Here’s the thing nobody tells you when you click “create peering connection”: you haven’t built a link. You’ve published a set of routes into a table, and a forwarding decision now happens at a place you can’t see from the console.
The mental model that fixes 80% of cloud networking bugs: there are no wires, only routing tables. Everything else is an abstraction over that one fact.
Tracing the actual path
So I traced it. Source instance, destination instance, and every routing decision in between. The gateway you provisioned is doing far more bookkeeping than the topology diagram suggests:
$ traceroute 10.1.4.7
1 vpc-a-rt 0.41 ms # local route table
2 tgw-attach-a 1.10 ms # handoff to transit gw
3 tgw-route-tbl 1.12 ms # longest-prefix match
4 tgw-attach-b 1.94 ms # handoff to vpc-b
5 10.1.4.7 2.31 ms # arrived
Five hops, not one. And the latency you care about is almost entirely in steps 2 through 4 — the part the diagram drew as a single straight line.

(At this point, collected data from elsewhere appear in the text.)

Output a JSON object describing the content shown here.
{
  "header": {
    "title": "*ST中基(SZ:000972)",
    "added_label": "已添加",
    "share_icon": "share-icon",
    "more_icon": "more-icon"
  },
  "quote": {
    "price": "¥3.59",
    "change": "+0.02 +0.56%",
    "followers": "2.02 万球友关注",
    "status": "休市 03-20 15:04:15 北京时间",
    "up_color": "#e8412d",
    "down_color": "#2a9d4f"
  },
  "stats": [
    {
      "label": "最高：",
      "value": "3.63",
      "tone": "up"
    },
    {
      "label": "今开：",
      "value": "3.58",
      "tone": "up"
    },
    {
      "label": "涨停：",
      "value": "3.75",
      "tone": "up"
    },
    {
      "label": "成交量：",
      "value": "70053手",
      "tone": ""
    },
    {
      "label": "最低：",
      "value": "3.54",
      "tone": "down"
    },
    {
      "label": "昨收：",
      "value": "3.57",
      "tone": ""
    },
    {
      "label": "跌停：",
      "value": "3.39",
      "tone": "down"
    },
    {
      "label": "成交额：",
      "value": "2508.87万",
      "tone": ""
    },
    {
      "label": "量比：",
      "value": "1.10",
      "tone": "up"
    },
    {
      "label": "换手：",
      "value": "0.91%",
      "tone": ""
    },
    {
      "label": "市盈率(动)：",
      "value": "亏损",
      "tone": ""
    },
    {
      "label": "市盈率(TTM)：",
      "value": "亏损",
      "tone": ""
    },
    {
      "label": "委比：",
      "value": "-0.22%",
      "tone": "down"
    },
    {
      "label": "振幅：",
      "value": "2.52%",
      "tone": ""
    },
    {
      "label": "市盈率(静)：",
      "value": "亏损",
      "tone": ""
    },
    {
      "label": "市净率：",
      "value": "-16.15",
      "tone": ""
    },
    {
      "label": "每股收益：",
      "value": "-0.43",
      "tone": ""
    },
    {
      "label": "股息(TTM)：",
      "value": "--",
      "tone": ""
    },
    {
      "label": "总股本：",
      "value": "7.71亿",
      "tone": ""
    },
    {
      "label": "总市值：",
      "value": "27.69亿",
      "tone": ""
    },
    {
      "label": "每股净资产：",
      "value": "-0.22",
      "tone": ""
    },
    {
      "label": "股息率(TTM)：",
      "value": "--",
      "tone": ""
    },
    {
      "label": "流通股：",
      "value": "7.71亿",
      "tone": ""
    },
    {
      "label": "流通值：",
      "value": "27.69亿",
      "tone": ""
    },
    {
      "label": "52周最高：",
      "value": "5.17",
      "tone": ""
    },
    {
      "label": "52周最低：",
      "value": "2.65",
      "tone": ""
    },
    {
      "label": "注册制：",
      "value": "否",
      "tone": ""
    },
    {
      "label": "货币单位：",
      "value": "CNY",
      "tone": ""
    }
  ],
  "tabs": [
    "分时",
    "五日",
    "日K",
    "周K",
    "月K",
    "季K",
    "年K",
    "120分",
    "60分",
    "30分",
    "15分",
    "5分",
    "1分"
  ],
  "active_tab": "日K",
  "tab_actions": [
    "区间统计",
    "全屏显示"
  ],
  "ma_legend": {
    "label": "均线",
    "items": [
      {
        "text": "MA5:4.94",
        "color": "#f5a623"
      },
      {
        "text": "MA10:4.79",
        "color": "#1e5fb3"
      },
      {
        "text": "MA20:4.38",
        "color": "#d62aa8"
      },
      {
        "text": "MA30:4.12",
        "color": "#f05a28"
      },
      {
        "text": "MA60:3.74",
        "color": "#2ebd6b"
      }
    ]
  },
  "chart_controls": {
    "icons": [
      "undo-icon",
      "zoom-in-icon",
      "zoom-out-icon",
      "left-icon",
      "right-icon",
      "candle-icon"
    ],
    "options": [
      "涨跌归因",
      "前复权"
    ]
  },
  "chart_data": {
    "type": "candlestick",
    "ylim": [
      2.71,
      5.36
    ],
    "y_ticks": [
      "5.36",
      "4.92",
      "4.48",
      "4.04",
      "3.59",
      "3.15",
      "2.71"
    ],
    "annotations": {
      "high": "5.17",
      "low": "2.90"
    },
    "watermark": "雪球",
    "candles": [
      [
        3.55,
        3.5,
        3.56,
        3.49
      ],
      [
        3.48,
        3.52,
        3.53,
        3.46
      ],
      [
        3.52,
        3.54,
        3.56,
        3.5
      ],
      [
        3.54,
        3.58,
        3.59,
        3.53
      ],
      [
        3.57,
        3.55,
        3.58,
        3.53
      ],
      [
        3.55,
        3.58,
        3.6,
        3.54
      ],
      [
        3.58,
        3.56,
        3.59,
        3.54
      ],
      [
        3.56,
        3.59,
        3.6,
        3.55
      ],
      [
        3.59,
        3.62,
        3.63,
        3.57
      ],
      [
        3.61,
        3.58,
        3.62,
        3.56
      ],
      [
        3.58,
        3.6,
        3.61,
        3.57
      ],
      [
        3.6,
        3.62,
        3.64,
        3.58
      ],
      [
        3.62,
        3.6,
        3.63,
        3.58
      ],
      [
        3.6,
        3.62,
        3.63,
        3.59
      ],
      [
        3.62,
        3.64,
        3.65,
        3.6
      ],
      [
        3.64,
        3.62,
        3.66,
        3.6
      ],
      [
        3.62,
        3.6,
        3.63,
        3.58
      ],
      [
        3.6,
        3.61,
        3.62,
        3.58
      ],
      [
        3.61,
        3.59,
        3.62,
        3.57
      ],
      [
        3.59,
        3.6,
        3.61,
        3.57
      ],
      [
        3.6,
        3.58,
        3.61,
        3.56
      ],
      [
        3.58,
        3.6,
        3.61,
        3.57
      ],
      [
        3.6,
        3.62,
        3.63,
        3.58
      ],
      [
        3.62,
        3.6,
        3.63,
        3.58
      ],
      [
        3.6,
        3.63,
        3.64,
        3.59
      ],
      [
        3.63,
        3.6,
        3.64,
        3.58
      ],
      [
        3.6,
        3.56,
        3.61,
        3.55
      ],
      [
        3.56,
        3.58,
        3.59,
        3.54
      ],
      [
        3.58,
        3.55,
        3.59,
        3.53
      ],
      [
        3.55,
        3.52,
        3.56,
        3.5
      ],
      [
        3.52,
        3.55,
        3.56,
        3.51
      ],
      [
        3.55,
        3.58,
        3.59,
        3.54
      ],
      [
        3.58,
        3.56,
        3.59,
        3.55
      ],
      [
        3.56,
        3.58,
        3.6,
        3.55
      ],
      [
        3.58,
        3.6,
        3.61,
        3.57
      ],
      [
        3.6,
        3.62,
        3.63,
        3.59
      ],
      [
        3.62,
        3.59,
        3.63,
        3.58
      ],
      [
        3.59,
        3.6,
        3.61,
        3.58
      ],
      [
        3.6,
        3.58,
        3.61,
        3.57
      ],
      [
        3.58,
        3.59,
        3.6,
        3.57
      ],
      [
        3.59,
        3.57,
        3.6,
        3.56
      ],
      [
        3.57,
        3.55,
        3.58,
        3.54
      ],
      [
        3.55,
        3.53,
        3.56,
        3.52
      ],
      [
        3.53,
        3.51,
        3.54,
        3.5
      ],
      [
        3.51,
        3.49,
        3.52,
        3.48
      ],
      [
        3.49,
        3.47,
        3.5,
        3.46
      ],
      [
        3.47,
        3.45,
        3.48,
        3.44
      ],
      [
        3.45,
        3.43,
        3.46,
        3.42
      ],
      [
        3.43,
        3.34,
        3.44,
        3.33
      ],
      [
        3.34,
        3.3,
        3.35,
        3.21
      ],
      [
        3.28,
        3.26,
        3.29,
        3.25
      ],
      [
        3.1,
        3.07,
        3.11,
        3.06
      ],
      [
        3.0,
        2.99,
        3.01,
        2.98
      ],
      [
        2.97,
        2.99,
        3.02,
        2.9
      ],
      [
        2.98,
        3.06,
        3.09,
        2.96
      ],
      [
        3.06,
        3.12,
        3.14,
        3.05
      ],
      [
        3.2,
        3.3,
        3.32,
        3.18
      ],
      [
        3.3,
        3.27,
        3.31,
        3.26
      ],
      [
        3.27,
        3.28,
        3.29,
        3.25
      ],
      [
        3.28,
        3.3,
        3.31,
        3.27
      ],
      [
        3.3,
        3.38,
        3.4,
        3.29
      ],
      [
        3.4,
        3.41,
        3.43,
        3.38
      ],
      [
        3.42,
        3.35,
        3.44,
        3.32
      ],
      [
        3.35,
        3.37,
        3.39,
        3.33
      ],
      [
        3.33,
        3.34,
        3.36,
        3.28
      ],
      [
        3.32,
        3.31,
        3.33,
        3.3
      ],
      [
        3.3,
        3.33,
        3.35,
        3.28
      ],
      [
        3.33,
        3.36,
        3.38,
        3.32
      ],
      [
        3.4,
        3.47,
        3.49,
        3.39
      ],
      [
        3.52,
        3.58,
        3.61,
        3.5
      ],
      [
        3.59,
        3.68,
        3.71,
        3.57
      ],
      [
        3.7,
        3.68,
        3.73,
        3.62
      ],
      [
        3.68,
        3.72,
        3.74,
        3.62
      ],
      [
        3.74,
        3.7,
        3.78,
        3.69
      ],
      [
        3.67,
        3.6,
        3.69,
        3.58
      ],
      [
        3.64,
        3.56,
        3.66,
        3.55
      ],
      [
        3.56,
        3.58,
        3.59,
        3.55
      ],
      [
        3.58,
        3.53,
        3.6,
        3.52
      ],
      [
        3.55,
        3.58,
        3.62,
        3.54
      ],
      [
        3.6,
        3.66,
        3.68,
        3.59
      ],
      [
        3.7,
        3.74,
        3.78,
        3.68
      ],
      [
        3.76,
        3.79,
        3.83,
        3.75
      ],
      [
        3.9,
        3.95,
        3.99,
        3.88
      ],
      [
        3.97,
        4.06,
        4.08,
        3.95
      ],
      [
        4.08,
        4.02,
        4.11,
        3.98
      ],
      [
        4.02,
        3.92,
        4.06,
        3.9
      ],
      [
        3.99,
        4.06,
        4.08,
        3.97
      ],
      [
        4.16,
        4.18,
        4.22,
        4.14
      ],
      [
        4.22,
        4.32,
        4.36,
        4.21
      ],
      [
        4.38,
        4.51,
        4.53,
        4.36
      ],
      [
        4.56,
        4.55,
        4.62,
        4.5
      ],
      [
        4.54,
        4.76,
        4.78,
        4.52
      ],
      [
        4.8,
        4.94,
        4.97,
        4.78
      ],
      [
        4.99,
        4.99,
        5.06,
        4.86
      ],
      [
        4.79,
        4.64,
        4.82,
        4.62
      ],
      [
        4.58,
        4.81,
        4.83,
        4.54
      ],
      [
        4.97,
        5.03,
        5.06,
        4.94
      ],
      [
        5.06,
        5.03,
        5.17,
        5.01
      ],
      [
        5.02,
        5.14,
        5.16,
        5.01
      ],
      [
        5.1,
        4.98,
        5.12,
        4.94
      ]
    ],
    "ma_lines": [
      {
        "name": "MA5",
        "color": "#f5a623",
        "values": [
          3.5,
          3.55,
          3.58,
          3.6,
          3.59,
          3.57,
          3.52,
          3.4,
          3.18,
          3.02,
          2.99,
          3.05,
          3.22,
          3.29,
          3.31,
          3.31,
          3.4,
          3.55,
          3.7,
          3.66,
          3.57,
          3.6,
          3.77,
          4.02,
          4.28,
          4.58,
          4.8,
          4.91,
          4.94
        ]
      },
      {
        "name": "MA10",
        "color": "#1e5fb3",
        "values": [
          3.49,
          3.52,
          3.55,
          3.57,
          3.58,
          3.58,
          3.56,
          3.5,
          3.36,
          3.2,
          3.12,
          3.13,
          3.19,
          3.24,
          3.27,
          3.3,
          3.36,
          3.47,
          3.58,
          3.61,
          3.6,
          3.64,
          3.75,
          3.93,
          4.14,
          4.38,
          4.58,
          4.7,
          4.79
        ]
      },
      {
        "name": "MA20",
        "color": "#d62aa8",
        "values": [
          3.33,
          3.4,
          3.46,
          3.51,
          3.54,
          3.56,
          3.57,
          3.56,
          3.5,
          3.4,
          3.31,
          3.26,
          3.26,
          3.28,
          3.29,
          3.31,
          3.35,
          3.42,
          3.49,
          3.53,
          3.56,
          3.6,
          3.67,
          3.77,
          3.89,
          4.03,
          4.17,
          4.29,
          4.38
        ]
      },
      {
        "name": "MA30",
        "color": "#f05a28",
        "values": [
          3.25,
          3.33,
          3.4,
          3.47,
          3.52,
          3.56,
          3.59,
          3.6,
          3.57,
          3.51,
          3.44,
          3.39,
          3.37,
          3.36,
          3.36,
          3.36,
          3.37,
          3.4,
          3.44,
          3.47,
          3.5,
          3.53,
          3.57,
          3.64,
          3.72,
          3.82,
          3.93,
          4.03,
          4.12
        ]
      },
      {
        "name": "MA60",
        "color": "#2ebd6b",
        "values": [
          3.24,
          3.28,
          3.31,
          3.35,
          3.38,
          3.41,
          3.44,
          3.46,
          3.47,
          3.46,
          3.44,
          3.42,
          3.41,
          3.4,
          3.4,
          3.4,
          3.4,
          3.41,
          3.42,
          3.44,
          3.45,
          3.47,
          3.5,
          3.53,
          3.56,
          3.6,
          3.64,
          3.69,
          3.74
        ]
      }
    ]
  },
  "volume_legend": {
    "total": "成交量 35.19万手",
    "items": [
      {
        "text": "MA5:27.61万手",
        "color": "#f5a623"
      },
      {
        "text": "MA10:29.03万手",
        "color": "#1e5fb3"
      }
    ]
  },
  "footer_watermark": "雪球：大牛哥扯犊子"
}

What this means in practice
Once you internalize that the gateway is a routing table with attachments, a few things stop being mysterious:
- Asymmetric routing isn’t a bug — it’s the default when two tables disagree.
- Your MTU just dropped by the encapsulation overhead, whether you accounted for it or not.
- “Why can’t these two subnets talk” is almost always a missing route, not a broken link.
I’ll go deeper on the encapsulation tax in the next piece. For now: stop thinking in wires. Start thinking in tables, and the cloud network gets a lot more predictable.